In New York she took a job as secretary for John Valentine
Schaffner, a literary agent who was starting out in business and could
not afford to pay her. They fell in love and were married in 1950,
setting up both home and office in a century-old house on East 53rd
Street that is one of Manhattan's few wooden structures. They had four
children, Valentine, Nicholas, Elizabeth Bryher, and Timothy, all of
whom grew up to be writers. Summers and weekends were spent at a rented
house in Southampton, on land that is now part of the Conscience Point
National Wildlife Refuge, and later at property the family bought in
1967, an 18th-century farmhouse near the end of Fireplace Road, Springs,
that was originally the Parsons homestead.
Following Mr. Schaffner's death in 1983 she moved to Springs
full-time and developed a wide range of friends and activities here.
She began publishing essays in The Star, in literary magazines such as
Grand Street and American Scholar, and in editions of her mother's
books, for which they served as prefaces or afterwords. One of them is
included in the recently-published Best of the Pushcart Essays. She was
a regular at meetings of a fiction-writing workshop and a Shakespeare
study group. She became active on behalf of the Bay Street Theater and
other local causes.
She was a keen devotee of the theater--here, in New York, and in
London on annual trips there--as well as of travel. Although Europe and
the Caribbean were her most frequent destinations, she also visited
Kenya, the Falkland Islands, Alaska, Turkey, and Korea. In Springs she
built up a substantial library, particularly of contemporary novels,
literary biographies, and histories of World War Two espionage.
In 1996 she suffered a massive heart failure and spent two weeks in
a coma at Southampton Hospital, where the doctors, having almost
unanimously pronounced her case hopeless, dubbed her "our miracle girl"

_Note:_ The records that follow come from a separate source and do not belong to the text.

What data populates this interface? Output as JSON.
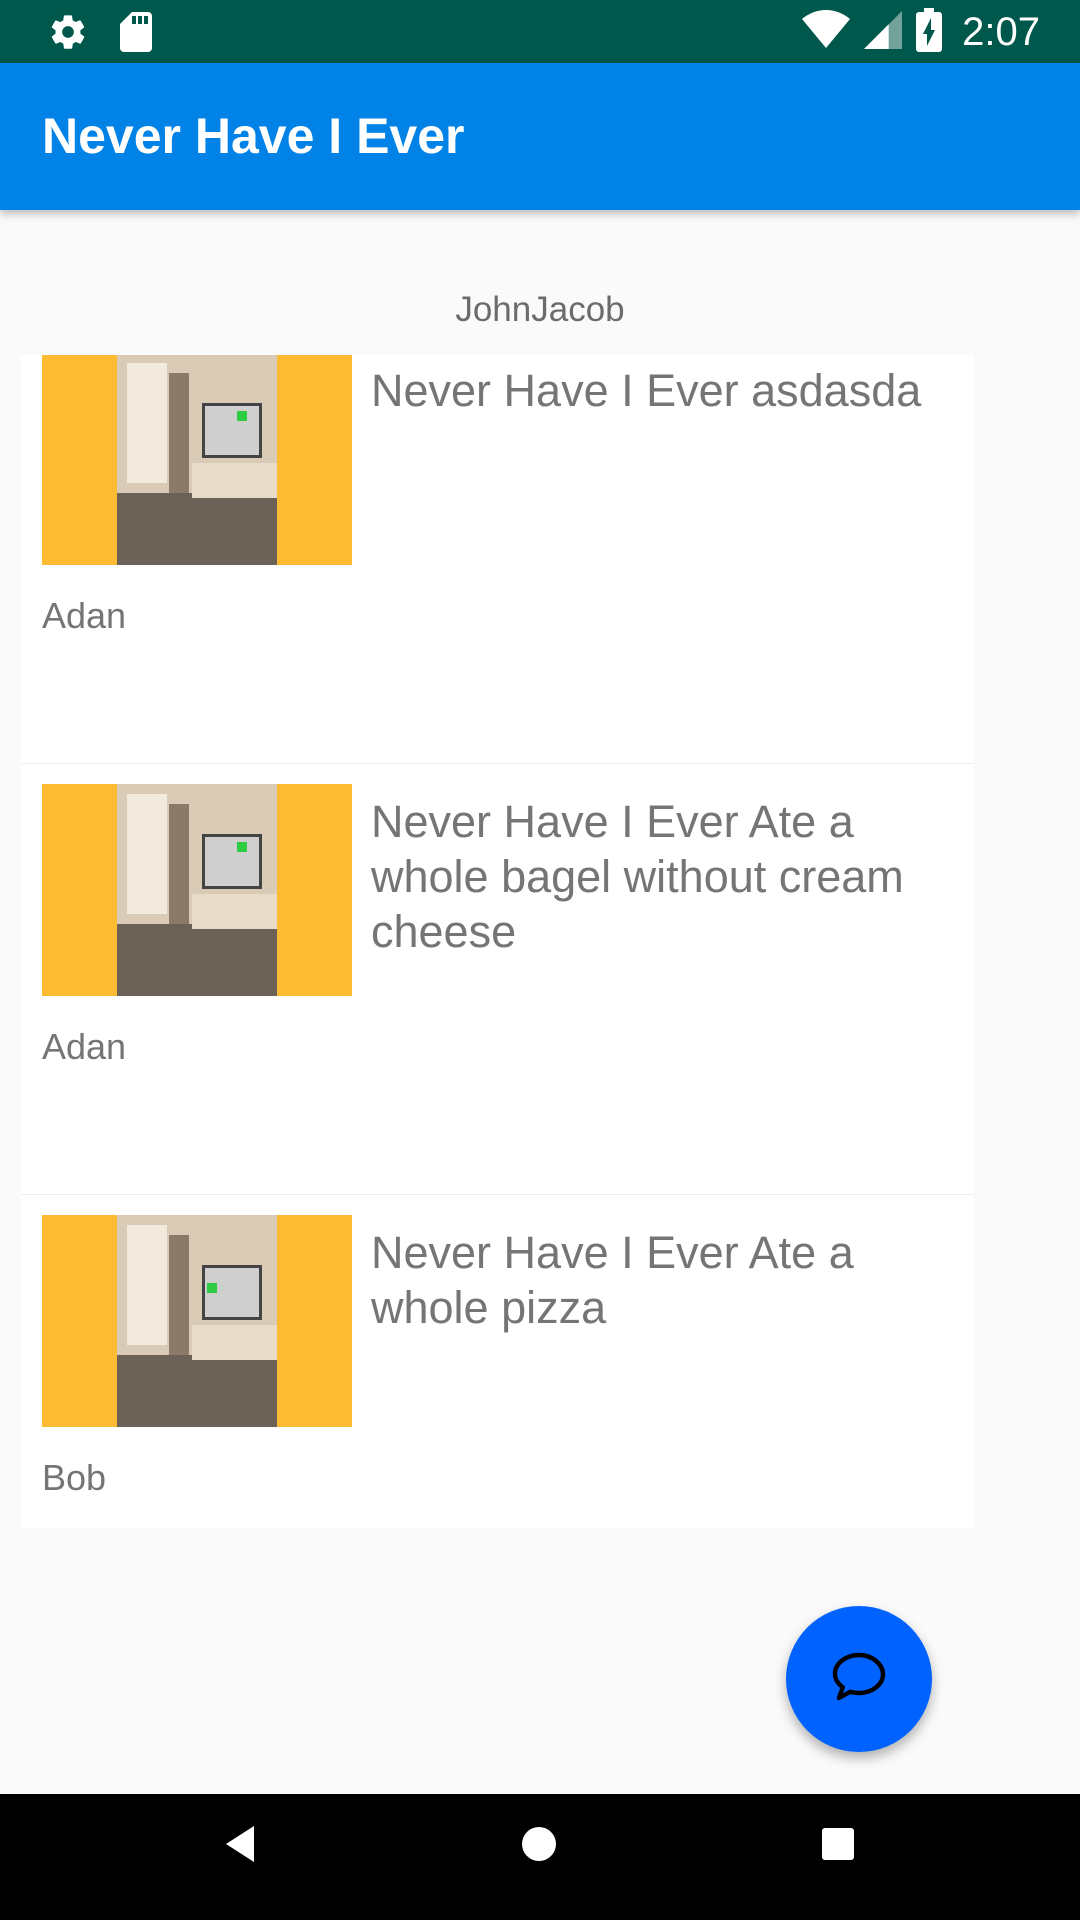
{
  "status_bar": {
    "time": "2:07",
    "left_icons": [
      "gear-icon",
      "sd-card-icon"
    ],
    "right_icons": [
      "wifi-icon",
      "signal-icon",
      "battery-charging-icon"
    ]
  },
  "app_bar": {
    "title": "Never Have I Ever"
  },
  "header": {
    "username": "JohnJacob"
  },
  "posts": [
    {
      "text": "Never Have I Ever asdasda",
      "author": "Adan"
    },
    {
      "text": "Never Have I Ever Ate a whole bagel without cream cheese",
      "author": "Adan"
    },
    {
      "text": "Never Have I Ever Ate a whole pizza",
      "author": "Bob"
    }
  ],
  "fab": {
    "icon": "chat-bubble-icon"
  },
  "nav_bar": {
    "icons": [
      "back-icon",
      "home-icon",
      "recents-icon"
    ]
  },
  "colors": {
    "status_bar": "#00574b",
    "app_bar": "#0082e6",
    "fab": "#0062ff",
    "thumb_bg": "#fdbb33",
    "text_gray": "#757575"
  }
}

when she proved them wrong. Back home she gave up smoking, substituted
red wine for Scotch whiskey, and cut down on travel but otherwise kept
up her schedule of activities.
Her heart remained frail, however, and following a seizure last
month her condition began gradually to decline. She died at home, as
was her wish, among her family and her six cats. She is survived by
three of her children: Val, an author and former editor and columnist
for The Star, who lives in Bridgehampton and Manhattan; Elizabeth, also
a former Star columnist, who has a home and horse farm in the Northwest
area of East Hampton; and Timothy, a poet and publisher who lives in
Tucson, Arizona. Nicholas Schaffner, a composer and biographer of rock
groups, died in 1991--a victim, as was his father, of AIDS. Also
surviving are four grandchildren: Timothy's sons Wyatt and John and
Val's daughters Kaya and Lia. A fifth grandchild, a boy who will be
named Pada Macpherson Schaffner, is expected to be born within the next
few days to Val and his wife Min-Myn.
A memorial service will be held on Mrs. Schaffner's birthday, March
31, at a place to be announced. In lieu of flowers, contributions to
the Bay Street Theater are suggested.